Developer: Tender Claws
Release date: March 9, 2017
Available on: Oculus Rift, Quest headsets, Steam, PSVR
PSVR2
Experienced on: Oculus Rift, PSVR
Like in the aforementioned comedy game Accounting+, and others such as Sam & Max: This Time’s Virtual!, the narrative in Virtual Virtual Reality takes place on our first day on the job—a decision that narratively justifies the explanation of various things, including an early training-like section with Chaz. The teaching of basic object interaction is camafouled as a humorous moment involving us picking one of three objects, according to which is the most aesthetically appealing: a house plant, soccer ball or fish bowl. When I selected the bowl, Chaz yelled “incorrect!” and pledged to “make a tiny note in your file.”
After this a box of VR headsets spill onto the floor. When you wear one you’re transported to an ocean environment where more headsets bob around, like fish.
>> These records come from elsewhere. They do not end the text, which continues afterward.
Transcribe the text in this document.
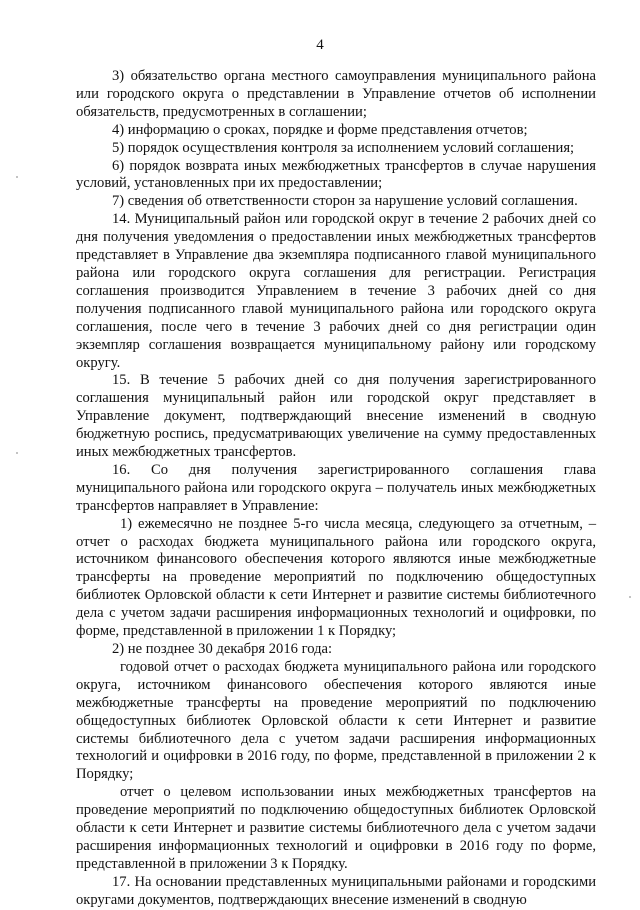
4

3) обязательство органа местного самоуправления муниципального района или городского округа о представлении в Управление отчетов об исполнении обязательств, предусмотренных в соглашении;

4) информацию о сроках, порядке и форме представления отчетов;

5) порядок осуществления контроля за исполнением условий соглашения;

6) порядок возврата иных межбюджетных трансфертов в случае нарушения условий, установленных при их предоставлении;

7) сведения об ответственности сторон за нарушение условий соглашения.

14. Муниципальный район или городской округ в течение 2 рабочих дней со дня получения уведомления о предоставлении иных межбюджетных трансфертов представляет в Управление два экземпляра подписанного главой муниципального района или городского округа соглашения для регистрации. Регистрация соглашения производится Управлением в течение 3 рабочих дней со дня получения подписанного главой муниципального района или городского округа соглашения, после чего в течение 3 рабочих дней со дня регистрации один экземпляр соглашения возвращается муниципальному району или городскому округу.

15. В течение 5 рабочих дней со дня получения зарегистрированного соглашения муниципальный район или городской округ представляет в Управление документ, подтверждающий внесение изменений в сводную бюджетную роспись, предусматривающих увеличение на сумму предоставленных иных межбюджетных трансфертов.

16. Со дня получения зарегистрированного соглашения глава муниципального района или городского округа – получатель иных межбюджетных трансфертов направляет в Управление:

1) ежемесячно не позднее 5-го числа месяца, следующего за отчетным, – отчет о расходах бюджета муниципального района или городского округа, источником финансового обеспечения которого являются иные межбюджетные трансферты на проведение мероприятий по подключению общедоступных библиотек Орловской области к сети Интернет и развитие системы библиотечного дела с учетом задачи расширения информационных технологий и оцифровки, по форме, представленной в приложении 1 к Порядку;

2) не позднее 30 декабря 2016 года:

годовой отчет о расходах бюджета муниципального района или городского округа, источником финансового обеспечения которого являются иные межбюджетные трансферты на проведение мероприятий по подключению общедоступных библиотек Орловской области к сети Интернет и развитие системы библиотечного дела с учетом задачи расширения информационных технологий и оцифровки в 2016 году, по форме, представленной в приложении 2 к Порядку;

отчет о целевом использовании иных межбюджетных трансфертов на проведение мероприятий по подключению общедоступных библиотек Орловской области к сети Интернет и развитие системы библиотечного дела с учетом задачи расширения информационных технологий и оцифровки в 2016 году по форме, представленной в приложении 3 к Порядку.

17. На основании представленных муниципальными районами и городскими округами документов, подтверждающих внесение изменений в сводную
When you catch one and wear it, you’re sent another layer deeper: into a pink-ish desert-like setting, where straw brooms bob about in the breeze. The rolling out of these surreal mini worlds taps into the Rick and Morty-esque idea of infinite worlds accommodating infinite comedic scenarios, and adds unpredictability and freshness to a repetitive narrative structure, which goes like this: we complete tasks for a kooky client—generally doing a bad job—then return to Chaz, who berates us before we undertake our next task.
The game eventually breaks this formula and takes a darker and more complex narrative route, around the time we’re given an additional power: to vacuum up elements of the environments around us. Doing this restores things to a previous state, from an earlier time in the narrative universe, in a similar way to a mechanic in the mansion-set puzzler The 7th Guest VR, which allows us to shine a lantern at various elements to reveal what they once looked like.
Unexpectedly introducing a new gameplay element can be—as it is here—a good way to zhuzh things up and enliven the pace. One the most striking examples of stretching these reveals across a long story arc takes place in Asgard’s Wrath 2, which introduces new elements at the beginning of each of its four chapters (or “sagas”), spread across a runtime that takes dozens of hours to complete. I won’t reveal where the plot twists in Virtual Virtual Reality go, suffice to say that they have something to do with the mysterious goings-on inside Activitude, including the true nature and motivation of whatever is guiding it.

All that regular headset wearing, all that spiraling into realities and sub-realities, got me thinking about Edgar Allen Poe’s A Dream Within a Dream, in which the poet famously ponders the nature of “all that we see or seem.” What would old mate Poe think of all these multi-layered virtual inceptions?
Perhaps he’d entertain the idea that simulations and dreams are essentially the same—or very similar—things, separated only by that small thing we call consciousness. Penetrating Virtual Virtual Reality’s wacky worlds felt like opening a series of curtains, one after the other, peeling back layers upon layers of them, crashing out of one world and into another. Visiting simulations within simulations, or dreams within dreams, will never get old.